On ne peut pas s’engager derrière un homme debout qui
n’avance pas et qui, « symbole de l’union française »,
se borne à être son propre monument. C’est ce désarroi
devant l’absence d’une direction et d’une initiative française
pour la paix en Algérie qui a produit la floraison de
manifestes et contre-manifestes ; ce même désarroi, chez
des ministres sans expérience politique, a provoqué des
mesures qui ont fait scandale en France et plus encore dans le reste
du monde.
Le
chef de l’État, il y a moins d’un an, faisait figure de
sage de l’Occident, il était l’homme le plus
respectueusement écouté lorsqu’il dégageait
les grandes lignes d’une politique européenne solidaire. Il
est vrai que sur le plan militaire il était peu « atlantique »

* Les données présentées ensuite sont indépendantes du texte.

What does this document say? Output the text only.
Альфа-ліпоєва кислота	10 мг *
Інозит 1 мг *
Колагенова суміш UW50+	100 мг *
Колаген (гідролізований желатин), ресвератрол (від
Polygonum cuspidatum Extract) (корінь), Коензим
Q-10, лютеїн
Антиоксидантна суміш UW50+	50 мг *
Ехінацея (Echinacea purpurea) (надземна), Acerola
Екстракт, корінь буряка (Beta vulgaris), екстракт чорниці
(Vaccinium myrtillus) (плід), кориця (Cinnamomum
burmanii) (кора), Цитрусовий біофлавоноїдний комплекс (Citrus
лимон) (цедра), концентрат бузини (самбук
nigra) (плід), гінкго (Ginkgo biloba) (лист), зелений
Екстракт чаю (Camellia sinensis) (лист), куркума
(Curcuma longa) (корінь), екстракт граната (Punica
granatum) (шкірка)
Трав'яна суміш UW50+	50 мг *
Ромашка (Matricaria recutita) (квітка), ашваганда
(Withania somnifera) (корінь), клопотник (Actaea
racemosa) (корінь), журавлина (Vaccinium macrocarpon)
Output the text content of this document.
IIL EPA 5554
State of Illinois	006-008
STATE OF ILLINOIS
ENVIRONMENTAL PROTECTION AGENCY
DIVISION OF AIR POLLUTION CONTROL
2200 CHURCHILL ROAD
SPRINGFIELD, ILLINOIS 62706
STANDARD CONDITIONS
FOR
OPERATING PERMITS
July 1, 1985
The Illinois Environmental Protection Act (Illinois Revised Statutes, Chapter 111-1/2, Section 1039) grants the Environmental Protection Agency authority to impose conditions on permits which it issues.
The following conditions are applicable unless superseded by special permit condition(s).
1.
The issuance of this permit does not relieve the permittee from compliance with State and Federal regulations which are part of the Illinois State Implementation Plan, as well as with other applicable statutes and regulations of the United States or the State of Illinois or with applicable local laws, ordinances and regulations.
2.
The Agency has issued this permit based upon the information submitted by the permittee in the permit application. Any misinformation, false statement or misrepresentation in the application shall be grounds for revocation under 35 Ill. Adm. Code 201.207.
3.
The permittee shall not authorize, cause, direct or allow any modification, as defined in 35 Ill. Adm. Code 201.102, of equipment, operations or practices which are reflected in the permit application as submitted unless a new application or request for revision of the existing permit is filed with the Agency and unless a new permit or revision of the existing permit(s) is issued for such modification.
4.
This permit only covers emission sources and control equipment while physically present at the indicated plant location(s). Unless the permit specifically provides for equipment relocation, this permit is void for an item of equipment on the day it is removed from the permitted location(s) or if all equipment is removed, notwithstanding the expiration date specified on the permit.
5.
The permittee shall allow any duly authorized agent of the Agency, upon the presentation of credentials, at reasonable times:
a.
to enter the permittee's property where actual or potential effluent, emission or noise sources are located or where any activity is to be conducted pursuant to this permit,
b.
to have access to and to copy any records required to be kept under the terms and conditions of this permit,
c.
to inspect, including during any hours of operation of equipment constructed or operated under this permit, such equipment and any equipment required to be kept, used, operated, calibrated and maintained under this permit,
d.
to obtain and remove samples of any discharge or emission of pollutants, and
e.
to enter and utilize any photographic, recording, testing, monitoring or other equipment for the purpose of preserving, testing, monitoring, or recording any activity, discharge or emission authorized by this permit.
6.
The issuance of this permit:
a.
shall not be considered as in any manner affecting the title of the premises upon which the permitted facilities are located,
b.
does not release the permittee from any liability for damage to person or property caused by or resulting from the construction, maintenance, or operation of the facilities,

et qu’il dégageait de « l’intégration »
la marine et la flotte aérienne en un moment où
l’armée, accaparée par l’Algérie compte pour
peu dans les dispositifs européens. Mais tout en revendiquant
un directoire à trois, de Gaulle était un des piliers
de l’Occident, et sa politique d’émancipation en Afrique
noire allait justement être couronnée par l’admission,
patronnée et parrainée par la France, d’une dizaine
de nouveaux membres des Nations unies.
Or
voici que surgissent des doutes parmi les partenaires de la « Petite
Europe » et que le chef de la communauté accable de
sarcasmes faciles les Nations unies au moment même où la
France y était assurée d’un succès de
prestige. Et il parle — à Grenoble — de ces États
nouveaux et fragiles avec lesquels les vieilles nations sont obligées
de se confondre aux Nations unies — alors que c’est la France qui
vient d’en « fabriquer » le plus gros contingent. La plus
solide alliée de la France (il y a quelques années que
cela a cessé d’être un paradoxe pour devenir un lieu
commun) est la République fédérale, et voici que
là aussi, pour la première fois, un désaccord
profond se manifeste. Car l’Allemagne, elle, n’a pas d’armée
nationale à proprement parler ; toutes ses forces sont
« intégrées » et ne peuvent fonctionner que
dans le cadre atlantique. Une politique de « défense
nationale » du partenaire français s’oppose à
cette défense commune.
En
pratique, d’ailleurs, cela se passe différemment. L’aviation
allemande participe à la protection de l’espace français,
des troupes allemandes peuvent trouver en Champagne ces bases qui
leur étaient d’abord proposées dans le sud de
l’Algérie. Mais le nationalisme français risque de
créer le nationalisme allemand dont — miracle précaire
— les grands partis de Bonn ne veulent pas, et c’est l’inquiétude
devant l’arrêt de toute véritable intégration
européenne qui provoque des réactions, non seulement à
Bonn, mais aussi à Rome et à Amsterdam.
La
France était une puissance mondiale en tant que porte-parole
de la « Petite Europe » et de la Communauté
française. Si elle n’est plus reconnue comme guide par les
Européens ni par les Africains, elle reste aux yeux du monde
le seul pays qui depuis treize ans mène des guerres « chaudes »,
et ce n’est pas un facteur de prestige. La Tunisie et le Maroc,
prêts à s’associer à la communauté, s’en
sont éloignés, les dirigeants algériens, qui
jusqu’ici cherchaient une issue par des conversations directes avec
la France, acceptent à présent toutes les alliances,
toutes les aides. (La Résistance et le gouvernement du général
de Gaulle, pendant la guerre, n’en faisaient-ils pas autant?)
A
une opinion qui s’interroge dans l’inquiétude et parfois —
c’est le cas des intellectuels, y compris de très nombreux
prêtres et pasteurs — dans l’angoisse ou la révolte,
le gouvernement vient d’opposer un régime du bâillon.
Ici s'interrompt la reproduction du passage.